Masrizal (1998) menyimpulkan bahwa Goverment Budget mempunyai peranan cukup penting dalam program pembangunan teutama untuk mencapai stabilitas ekonomi dan mendorong pertumbuhan ekonomi suatu negara, karena sekarang ini anggaran (budget) tidak hanya sebagai alat informasi bagi masyarakat, namun sekaligus merupakan alat kontrol dan akuntabilitas. Penerapan sistem anggaran tradisional di negara-negara sedang berkembang sudah tidak mampu lagi mengantisipasi kegiatan-kegiatan pemerintah yang semakin kompleks dan struktur organisasi yang semakin modern. Dengan membahas tiga model sistem anggaran yang sangat populer yaitu traditional bugeting, programming budgeting dan zero base budgeting system untuk melaksanakan program pembangunan serta merangsang pertumbuhan ekonomi di negara-negara sedang berkembang maka alternatif yang dipilih adalah planning, programming and budgeting system dan zero base budgeting system.


Pitarakis dan Tridimas (1999) melakukan penelitian berdasarkan data pengeluaran konsumsi pemerintahan umum di United Kingdom (UK) selama tiga puluh tahun, yaitu periode 1963–1993 yang menyatakan bahwa pengeluaran total pemerintah selama periode tersebut ada lima hal yaitu pertahanan, kesehatan, pengeluaran pemerintah pusat lainnya (administrasi hukum dan tata tertib), pendidikan dan pengeluaran lainnya. Dalam penelitian ini standar permintaan konsumen yang berbeda-beda sangat kurang diberitakan dalam tatanan ini, karena kekuasaan pemerintah lokal hanya terbatas dalam meningkatkan pendapatan dan pembelanjaannya, sedangkan keputusan mengenai alokasi  pengeluaran publik dilakukan oleh pemerintah dan dalam pembuatan keputusan fiskal di United Kingdom terkonsentrasi pada kekuasaan pemerintah pusat.
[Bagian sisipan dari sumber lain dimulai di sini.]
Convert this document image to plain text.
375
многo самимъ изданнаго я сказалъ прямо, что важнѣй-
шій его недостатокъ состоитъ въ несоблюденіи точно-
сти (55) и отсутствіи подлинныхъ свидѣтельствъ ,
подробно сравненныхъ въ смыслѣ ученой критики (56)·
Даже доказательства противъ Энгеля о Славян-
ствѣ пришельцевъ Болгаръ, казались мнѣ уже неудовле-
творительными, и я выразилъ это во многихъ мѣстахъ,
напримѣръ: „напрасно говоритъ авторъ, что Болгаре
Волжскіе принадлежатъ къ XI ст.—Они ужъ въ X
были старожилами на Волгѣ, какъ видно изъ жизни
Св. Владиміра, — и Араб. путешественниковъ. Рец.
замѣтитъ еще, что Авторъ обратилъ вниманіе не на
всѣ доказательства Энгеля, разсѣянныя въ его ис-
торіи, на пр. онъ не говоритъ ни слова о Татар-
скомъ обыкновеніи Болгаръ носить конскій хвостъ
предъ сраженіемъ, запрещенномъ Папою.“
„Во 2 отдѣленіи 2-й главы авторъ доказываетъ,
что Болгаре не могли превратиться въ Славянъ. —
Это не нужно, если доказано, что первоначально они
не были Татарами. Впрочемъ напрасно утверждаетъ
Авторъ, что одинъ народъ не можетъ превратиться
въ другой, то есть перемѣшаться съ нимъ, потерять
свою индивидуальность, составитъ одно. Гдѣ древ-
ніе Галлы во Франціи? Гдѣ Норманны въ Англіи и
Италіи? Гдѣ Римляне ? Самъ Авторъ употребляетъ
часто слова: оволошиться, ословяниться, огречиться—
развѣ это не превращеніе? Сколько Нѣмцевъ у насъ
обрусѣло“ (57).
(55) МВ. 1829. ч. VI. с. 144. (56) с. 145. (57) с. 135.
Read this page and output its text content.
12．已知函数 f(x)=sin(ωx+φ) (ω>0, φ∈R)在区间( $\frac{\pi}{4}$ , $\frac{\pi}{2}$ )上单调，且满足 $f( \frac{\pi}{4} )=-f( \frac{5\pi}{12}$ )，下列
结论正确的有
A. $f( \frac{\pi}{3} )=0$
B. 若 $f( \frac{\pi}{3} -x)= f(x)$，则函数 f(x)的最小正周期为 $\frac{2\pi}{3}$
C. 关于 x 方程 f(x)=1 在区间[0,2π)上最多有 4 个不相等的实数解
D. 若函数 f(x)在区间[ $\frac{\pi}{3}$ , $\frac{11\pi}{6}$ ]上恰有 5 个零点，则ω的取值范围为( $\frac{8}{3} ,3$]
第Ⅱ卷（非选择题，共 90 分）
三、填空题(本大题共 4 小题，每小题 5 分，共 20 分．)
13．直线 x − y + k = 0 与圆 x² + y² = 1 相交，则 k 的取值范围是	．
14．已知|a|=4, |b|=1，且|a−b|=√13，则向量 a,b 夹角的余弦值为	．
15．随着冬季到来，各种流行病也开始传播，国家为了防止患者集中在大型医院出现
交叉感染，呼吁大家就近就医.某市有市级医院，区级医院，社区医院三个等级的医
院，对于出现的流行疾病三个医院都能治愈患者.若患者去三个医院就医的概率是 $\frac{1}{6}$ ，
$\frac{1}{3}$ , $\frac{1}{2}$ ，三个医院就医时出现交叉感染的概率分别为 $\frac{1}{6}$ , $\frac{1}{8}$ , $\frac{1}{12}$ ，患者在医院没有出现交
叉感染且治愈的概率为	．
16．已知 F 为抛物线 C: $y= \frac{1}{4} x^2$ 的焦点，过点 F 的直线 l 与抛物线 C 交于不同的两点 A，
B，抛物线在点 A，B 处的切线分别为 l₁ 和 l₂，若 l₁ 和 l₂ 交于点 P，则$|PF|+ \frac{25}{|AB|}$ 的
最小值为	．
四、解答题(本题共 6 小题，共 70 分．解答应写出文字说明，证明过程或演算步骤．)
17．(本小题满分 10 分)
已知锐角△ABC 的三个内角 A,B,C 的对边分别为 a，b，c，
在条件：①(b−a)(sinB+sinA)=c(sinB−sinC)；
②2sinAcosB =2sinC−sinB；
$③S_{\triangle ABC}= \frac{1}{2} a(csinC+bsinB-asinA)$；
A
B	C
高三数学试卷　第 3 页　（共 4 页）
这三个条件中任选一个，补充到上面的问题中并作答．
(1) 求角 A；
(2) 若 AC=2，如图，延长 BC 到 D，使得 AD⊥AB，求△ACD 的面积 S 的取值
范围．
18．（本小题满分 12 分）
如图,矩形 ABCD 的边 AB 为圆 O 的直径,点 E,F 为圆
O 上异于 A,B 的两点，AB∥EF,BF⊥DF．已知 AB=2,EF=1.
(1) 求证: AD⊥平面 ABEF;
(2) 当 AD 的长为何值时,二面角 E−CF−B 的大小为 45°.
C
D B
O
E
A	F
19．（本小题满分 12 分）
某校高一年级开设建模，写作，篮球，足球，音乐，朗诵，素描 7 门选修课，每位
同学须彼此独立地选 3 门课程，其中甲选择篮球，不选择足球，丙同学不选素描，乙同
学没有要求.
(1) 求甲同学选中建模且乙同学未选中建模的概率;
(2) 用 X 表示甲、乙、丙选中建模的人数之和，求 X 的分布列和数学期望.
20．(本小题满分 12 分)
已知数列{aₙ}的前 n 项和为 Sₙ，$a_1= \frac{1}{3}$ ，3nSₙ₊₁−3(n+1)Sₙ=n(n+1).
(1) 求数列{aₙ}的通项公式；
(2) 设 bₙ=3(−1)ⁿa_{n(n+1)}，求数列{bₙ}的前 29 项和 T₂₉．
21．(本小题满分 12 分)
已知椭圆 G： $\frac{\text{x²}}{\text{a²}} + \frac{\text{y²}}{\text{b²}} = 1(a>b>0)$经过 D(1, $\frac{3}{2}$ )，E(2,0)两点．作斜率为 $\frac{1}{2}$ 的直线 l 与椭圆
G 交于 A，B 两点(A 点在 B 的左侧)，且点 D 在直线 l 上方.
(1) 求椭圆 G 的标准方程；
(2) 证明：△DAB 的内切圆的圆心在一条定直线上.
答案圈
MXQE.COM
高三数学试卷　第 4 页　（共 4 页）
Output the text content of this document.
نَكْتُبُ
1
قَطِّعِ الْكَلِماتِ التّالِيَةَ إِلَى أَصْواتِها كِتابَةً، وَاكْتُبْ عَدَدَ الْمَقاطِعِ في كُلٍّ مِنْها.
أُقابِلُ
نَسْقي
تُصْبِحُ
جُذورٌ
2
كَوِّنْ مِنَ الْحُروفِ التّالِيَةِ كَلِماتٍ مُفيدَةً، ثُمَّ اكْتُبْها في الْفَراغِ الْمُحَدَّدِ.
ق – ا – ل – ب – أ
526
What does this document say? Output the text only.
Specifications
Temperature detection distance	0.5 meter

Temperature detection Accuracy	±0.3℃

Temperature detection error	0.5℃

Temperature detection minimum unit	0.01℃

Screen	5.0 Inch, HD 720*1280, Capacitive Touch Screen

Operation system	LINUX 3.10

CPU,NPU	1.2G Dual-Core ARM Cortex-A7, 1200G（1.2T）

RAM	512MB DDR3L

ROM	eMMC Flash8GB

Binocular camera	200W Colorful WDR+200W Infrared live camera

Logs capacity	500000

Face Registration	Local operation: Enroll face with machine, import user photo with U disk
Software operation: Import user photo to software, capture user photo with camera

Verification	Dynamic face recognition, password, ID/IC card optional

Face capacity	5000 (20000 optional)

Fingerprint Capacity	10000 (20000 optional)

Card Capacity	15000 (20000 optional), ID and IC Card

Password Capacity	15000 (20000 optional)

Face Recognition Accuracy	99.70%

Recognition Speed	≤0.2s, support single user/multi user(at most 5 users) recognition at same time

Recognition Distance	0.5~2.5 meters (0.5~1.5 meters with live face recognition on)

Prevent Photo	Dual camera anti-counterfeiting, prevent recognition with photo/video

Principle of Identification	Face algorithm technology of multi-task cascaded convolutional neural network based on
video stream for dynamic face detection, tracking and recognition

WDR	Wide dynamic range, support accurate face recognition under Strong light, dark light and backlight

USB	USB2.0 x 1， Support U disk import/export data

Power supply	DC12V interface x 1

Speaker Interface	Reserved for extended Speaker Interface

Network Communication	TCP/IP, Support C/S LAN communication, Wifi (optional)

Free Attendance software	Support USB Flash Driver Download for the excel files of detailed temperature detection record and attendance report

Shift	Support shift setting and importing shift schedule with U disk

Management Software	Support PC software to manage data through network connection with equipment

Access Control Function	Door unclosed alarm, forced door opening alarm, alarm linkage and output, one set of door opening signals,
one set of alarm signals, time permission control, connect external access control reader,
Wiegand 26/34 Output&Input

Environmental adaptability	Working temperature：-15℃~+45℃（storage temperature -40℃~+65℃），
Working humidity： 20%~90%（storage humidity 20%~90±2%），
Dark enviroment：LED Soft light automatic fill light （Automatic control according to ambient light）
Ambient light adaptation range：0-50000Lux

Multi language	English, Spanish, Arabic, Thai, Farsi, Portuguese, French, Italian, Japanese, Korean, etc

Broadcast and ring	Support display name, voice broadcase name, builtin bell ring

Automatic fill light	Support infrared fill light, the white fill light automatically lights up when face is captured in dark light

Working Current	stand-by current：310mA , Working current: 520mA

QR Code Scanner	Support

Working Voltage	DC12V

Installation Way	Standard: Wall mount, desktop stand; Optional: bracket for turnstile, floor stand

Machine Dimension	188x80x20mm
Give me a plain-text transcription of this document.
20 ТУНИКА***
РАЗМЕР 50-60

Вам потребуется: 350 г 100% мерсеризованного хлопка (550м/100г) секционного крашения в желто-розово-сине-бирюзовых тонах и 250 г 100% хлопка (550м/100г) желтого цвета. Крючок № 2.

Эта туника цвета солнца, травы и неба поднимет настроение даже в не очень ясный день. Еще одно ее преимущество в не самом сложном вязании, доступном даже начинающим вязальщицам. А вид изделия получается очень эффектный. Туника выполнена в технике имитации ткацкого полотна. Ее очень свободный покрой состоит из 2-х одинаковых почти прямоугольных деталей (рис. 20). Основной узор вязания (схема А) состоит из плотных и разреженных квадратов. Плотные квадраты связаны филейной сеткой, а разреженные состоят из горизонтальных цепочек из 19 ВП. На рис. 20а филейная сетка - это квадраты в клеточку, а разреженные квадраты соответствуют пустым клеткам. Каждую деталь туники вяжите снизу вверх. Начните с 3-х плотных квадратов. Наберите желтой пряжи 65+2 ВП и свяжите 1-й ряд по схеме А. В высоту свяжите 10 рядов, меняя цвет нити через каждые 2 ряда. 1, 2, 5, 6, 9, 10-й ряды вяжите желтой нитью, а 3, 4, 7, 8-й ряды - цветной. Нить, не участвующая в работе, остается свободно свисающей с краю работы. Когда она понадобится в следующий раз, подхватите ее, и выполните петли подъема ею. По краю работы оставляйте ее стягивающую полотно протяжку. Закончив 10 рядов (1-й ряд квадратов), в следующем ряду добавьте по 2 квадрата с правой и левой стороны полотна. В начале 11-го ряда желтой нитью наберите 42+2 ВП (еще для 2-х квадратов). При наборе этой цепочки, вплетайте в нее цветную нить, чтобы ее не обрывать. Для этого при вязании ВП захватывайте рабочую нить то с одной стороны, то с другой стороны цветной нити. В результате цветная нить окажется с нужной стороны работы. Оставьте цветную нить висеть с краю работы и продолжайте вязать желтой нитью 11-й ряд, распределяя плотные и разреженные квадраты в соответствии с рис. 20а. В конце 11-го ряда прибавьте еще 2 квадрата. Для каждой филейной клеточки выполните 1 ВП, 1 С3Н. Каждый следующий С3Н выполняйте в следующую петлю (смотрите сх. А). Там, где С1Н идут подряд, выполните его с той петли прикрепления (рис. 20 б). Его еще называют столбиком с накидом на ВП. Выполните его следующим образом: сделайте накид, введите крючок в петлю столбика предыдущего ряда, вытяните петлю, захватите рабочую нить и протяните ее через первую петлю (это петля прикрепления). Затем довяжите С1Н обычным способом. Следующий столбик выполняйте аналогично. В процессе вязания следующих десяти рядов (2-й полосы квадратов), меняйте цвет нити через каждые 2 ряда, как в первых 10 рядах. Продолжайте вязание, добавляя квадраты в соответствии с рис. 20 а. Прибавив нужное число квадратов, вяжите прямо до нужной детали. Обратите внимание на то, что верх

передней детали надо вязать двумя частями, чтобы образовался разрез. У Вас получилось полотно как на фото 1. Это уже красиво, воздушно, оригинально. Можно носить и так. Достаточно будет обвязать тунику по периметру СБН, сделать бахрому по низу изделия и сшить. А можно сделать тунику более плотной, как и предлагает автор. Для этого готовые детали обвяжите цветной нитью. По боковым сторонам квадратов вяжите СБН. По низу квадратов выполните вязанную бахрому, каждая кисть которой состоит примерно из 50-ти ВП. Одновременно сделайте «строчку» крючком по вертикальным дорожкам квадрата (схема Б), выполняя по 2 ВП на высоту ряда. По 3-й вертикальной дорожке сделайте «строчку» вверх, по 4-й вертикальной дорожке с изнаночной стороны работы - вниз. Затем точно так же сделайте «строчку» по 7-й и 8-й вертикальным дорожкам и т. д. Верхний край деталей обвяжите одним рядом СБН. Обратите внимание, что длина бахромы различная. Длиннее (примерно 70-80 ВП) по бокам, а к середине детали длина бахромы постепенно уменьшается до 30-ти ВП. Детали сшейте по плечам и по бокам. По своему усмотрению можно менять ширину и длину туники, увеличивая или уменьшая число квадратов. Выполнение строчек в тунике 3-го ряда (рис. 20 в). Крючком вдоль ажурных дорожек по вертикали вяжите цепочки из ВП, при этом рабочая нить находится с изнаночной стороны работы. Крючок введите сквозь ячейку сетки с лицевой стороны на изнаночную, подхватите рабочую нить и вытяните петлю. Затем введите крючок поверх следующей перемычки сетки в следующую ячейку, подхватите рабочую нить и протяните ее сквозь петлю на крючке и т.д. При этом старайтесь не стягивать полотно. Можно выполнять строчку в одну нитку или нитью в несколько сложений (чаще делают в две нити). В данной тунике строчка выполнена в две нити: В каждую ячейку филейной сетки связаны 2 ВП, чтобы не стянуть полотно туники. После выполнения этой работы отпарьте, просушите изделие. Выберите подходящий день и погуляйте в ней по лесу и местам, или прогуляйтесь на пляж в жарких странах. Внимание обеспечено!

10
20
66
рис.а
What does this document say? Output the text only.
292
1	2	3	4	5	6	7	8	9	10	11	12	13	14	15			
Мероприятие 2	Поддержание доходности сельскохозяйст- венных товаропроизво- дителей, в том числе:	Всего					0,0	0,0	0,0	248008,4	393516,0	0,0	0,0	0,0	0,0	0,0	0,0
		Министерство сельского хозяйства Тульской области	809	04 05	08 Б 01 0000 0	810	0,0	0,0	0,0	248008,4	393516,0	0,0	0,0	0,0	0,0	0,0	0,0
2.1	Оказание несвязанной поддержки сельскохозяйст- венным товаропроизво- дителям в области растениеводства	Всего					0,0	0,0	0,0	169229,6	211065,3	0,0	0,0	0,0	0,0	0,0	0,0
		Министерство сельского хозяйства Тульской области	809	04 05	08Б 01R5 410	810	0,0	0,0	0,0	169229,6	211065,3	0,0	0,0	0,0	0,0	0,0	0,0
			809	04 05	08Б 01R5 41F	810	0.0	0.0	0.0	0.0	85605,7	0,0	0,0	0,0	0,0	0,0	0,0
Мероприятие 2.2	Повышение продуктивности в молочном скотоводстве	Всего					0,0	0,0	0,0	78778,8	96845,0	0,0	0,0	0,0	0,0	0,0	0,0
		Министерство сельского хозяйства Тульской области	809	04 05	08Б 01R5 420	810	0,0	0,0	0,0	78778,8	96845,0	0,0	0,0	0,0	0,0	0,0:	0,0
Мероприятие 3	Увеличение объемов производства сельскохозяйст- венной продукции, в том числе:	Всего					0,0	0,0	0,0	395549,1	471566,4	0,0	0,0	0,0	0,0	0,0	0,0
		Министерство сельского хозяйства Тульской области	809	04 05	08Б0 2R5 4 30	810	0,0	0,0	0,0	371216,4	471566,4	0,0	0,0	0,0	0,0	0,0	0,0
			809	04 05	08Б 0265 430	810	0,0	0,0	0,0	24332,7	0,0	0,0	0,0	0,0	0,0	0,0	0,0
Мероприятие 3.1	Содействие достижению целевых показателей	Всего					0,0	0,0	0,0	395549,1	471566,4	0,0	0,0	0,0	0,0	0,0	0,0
Mardiasmo (2001) melakukan studi tentang masalah utama yang timbul dalam proses perencanaan dan persiapan anggaran pemerintah kabupaten/kota di Indonesia, yaitu ketergantungan keuangan terhadap pemerintah propinsi dan pusat, dan pembatasan keuangan pemerintah pusat kepada pemerintah daerah. Studi kasus pada enam kabupaten/kota dengan periode amatan 1991/1992 sampai dengan 1995/1996 yang meneliti budgetary slack dan pendekatan anggaran serta waktu pemberian bantuan menyimpulkan dua hal, pertama, ketergantungan keuangan pemerintah daerah kabupaten/kota terhadap pemerintah propinsi dan pusat mendorong terjadinya kesenjangan anggaran, kedua, pendekatan bottom up cenderung menjadi sebuah formalitas belaka karena pemerintah kabupaten/kota dianggap tidak memiliki perencanaan strategik dan prioritas yang jelas.


Lutfieka (2001) melakukan penelitian tentang evaluasi proses penyusunan dan pengalokasian anggaran belanja Kabupaten Aceh Tenggara. Hasil penelitiannya menyimpulkan bahwa dalam kebijakan penyusunan APBD di Kabupaten Aceh Tenggara belum berdasarkan pada kepentingan masyarakat. Ini terbukti peran DPRD dan masyarakat belum terlibat secara aktif dan berpartisipasi secara maksimal dalam perencanaan penyusunan APBD. Walaupun tahapan perencanaan dilakukan melalui top down approach dan bottom up approach, tetapi proses penyusunan APBD masih didominasi oleh pihak eksekutif dalam menentukan skala prioritas dan plafon anggaran.


Mawardi (2001) meneliti tentang anggaran belanja daerah Pemerintah Kabupaten Banjar ditinjau dari proses dan pengalokasian. Hasil penelitiannnya menyimpulkan proses penyusunan Anggaran dan Pendapatan dan Belanja Daerah (APBD) belum mencerminkan aspirasi masyarakat daerah, di mana arah dan kebijakan umum anggaran lebih didominasi dan mencerminkan aspirasi pemerintah atasan. Peranan Dewan Perwakilan Rakyat Daerah (DPRD) sebagai wakil rakyat di daerah belum optimal, sehingga permasalahan anggaran yang dihadapi tidak tersaji secara lebih mendalam. Pengalokasian anggaran belanja daerah secara keseluruhan lebih besar dialokasikan untuk anggaran belanja pelayanan publik daripada belanja pelayanan birokrasi.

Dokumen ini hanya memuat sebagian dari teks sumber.